In data from the subanalysis that were presented at the 20th Congress of the European Hematology Associated, the median PFS was 12.5 months in patients treated with panobinostat versus 4.7 months with placebo (HR = 0.47; 95% CI, 0.31-0.72). Additionally, the panobinostat combination demonstrated a higher overall response rate compared with placebo (58.9% vs 39.2%). The complete response (CR) or near CR rate with panobinostat was 21.9% compared with 8.1% for placebo.
In the subpopulation of patients, the most common grade 3/4 non-hematologic AEs with panobinostat versus placebo, respectively, included diarrhea (33.3% vs 15.1%), asthenia/fatigue (26.4% vs 13.7%), and peripheral neuropathy (16.7% vs 6.8%). The most frequent grade 3/4 hematologic adverse events were thrombocytopenia (68.1% vs 44.4%, respectively), lymphopenia (48.6% versus 49.3%), and neutropenia (40.3% versus 16.4%).

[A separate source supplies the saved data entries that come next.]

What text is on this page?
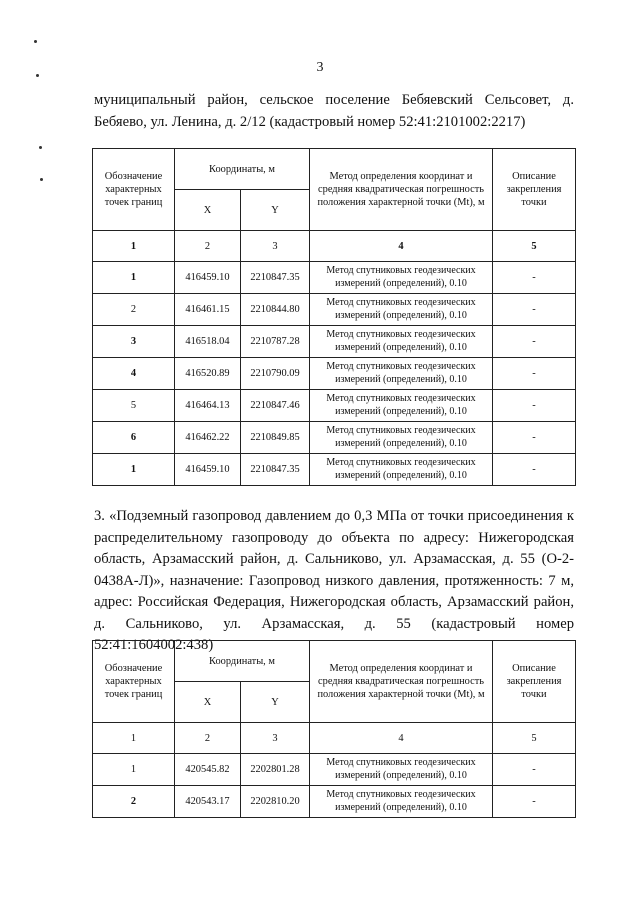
3
муниципальный район, сельское поселение Бебяевский Сельсовет, д. Бебяево, ул. Ленина, д. 2/12 (кадастровый номер 52:41:2101002:2217)
Обозначение характерных точек границ	Координаты, м		Метод определения координат и средняя квадратическая погрешность положения характерной точки (Mt), м	Описание закрепления точки
	X	Y		
1	2	3	4	5
1	416459.10	2210847.35	Метод спутниковых геодезических измерений (определений), 0.10	-
2	416461.15	2210844.80	Метод спутниковых геодезических измерений (определений), 0.10	-
3	416518.04	2210787.28	Метод спутниковых геодезических измерений (определений), 0.10	-
4	416520.89	2210790.09	Метод спутниковых геодезических измерений (определений), 0.10	-
5	416464.13	2210847.46	Метод спутниковых геодезических измерений (определений), 0.10	-
6	416462.22	2210849.85	Метод спутниковых геодезических измерений (определений), 0.10	-
1	416459.10	2210847.35	Метод спутниковых геодезических измерений (определений), 0.10	-
3. «Подземный газопровод давлением до 0,3 МПа от точки присоединения к распределительному газопроводу до объекта по адресу: Нижегородская область, Арзамасский район, д. Сальниково, ул. Арзамасская, д. 55 (О-2-0438А-Л)», назначение: Газопровод низкого давления, протяженность: 7 м, адрес: Российская Федерация, Нижегородская область, Арзамасский район, д. Сальниково, ул. Арзамасская, д. 55 (кадастровый номер 52:41:1604002:438)
Обозначение характерных точек границ	Координаты, м		Метод определения координат и средняя квадратическая погрешность положения характерной точки (Mt), м	Описание закрепления точки
	X	Y		
1	2	3	4	5
1	420545.82	2202801.28	Метод спутниковых геодезических измерений (определений), 0.10	-
2	420543.17	2202810.20	Метод спутниковых геодезических измерений (определений), 0.10	-
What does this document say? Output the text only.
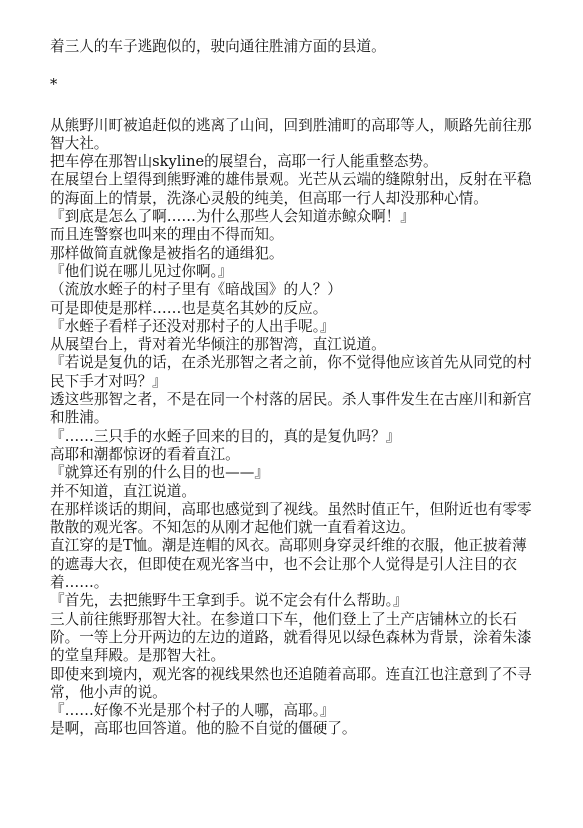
着三人的车子逃跑似的，驶向通往胜浦方面的县道。

*

从熊野川町被追赶似的逃离了山间，回到胜浦町的高耶等人，顺路先前往那智大社。

把车停在那智山skyline的展望台，高耶一行人能重整态势。

在展望台上望得到熊野滩的雄伟景观。光芒从云端的缝隙射出，反射在平稳的海面上的情景，洗涤心灵般的纯美，但高耶一行人却没那种心情。

『到底是怎么了啊……为什么那些人会知道赤鲸众啊！』

而且连警察也叫来的理由不得而知。

那样做简直就像是被指名的通缉犯。

『他们说在哪儿见过你啊。』

（流放水蛭子的村子里有《暗战国》的人？）

可是即使是那样……也是莫名其妙的反应。

『水蛭子看样子还没对那村子的人出手呢。』

从展望台上，背对着光华倾注的那智湾，直江说道。

『若说是复仇的话，在杀光那智之者之前，你不觉得他应该首先从同党的村民下手才对吗？』

透这些那智之者，不是在同一个村落的居民。杀人事件发生在古座川和新宫和胜浦。

『……三只手的水蛭子回来的目的，真的是复仇吗？』

高耶和潮都惊讶的看着直江。

『就算还有别的什么目的也——』

并不知道，直江说道。

在那样谈话的期间，高耶也感觉到了视线。虽然时值正午，但附近也有零零散散的观光客。不知怎的从刚才起他们就一直看着这边。

直江穿的是T恤。潮是连帽的风衣。高耶则身穿灵纤维的衣服，他正披着薄的遮毒大衣，但即使在观光客当中，也不会让那个人觉得是引人注目的衣着……。

『首先，去把熊野牛王拿到手。说不定会有什么帮助。』

三人前往熊野那智大社。在参道口下车，他们登上了土产店铺林立的长石阶。一等上分开两边的左边的道路，就看得见以绿色森林为背景，涂着朱漆的堂皇拜殿。是那智大社。

即使来到境内，观光客的视线果然也还追随着高耶。连直江也注意到了不寻常，他小声的说。

『……好像不光是那个村子的人哪，高耶。』

是啊，高耶也回答道。他的脸不自觉的僵硬了。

"Farydak is a welcome advance for people living with relapsed and/or refractory multiple myeloma in Europe," Philippe Moreau, MD, Department of Hematology, Centre Hospitalier Universitaire de Nantes, France, said in a statement. "Patients with multiple myeloma often relapse or stop responding to treatments; Farydak offers a new mechanism of action, which may improve the effectiveness of response to standard-of-care treatment in patients."
Data on overall survival (OS) from the PANORAMA-1 trial are not yet mature. However, an early assessment showed a trend toward improved survival. In this analysis, the median OS was 38.2 and 35.4 months, respectively, for the panobinostat and control arms (HR, 0.87; 95% CI, 0.70-1.07; P = .1783).
In February 2015, the FDA approved panobinostat in combination with bortezomib and dexamethasone for patients with multiple myeloma following treatment with 2 prior therapies, including bortezomib and an IMiD. This approval was based on a subpopulation of 193 patients, in which bortezomib and an IMiD had been administered along with a median of 2 prior therapies.
Clinical trials continue to investigate the safety and efficacy of panobinostat across a variety of settings. A phase I/II study is exploring the combination of lenalidomide, bortezomib, and dexamethasone plus panobinostat as a treatment for transplant eligible newly diagnosed patients with multiple myeloma. Additionally, panobinostat is being explored in combination with other proteasome inhibitors, namely carfilzomib.
Einsele H, Richardson P, Hungria V, et al. Subgroup Analysis by Prior Treatment Among Patients with Relapsed or Relapsed and Refractory Multiple Myeloma in the PANORAMA 1 Study of Panobinostat or Placebo Plus Bortezomib and Dexamethasone. Presented at: 20th Congress of the European Hematology Association (EHA) Vienna, Austria, 2015. Abstract #S102.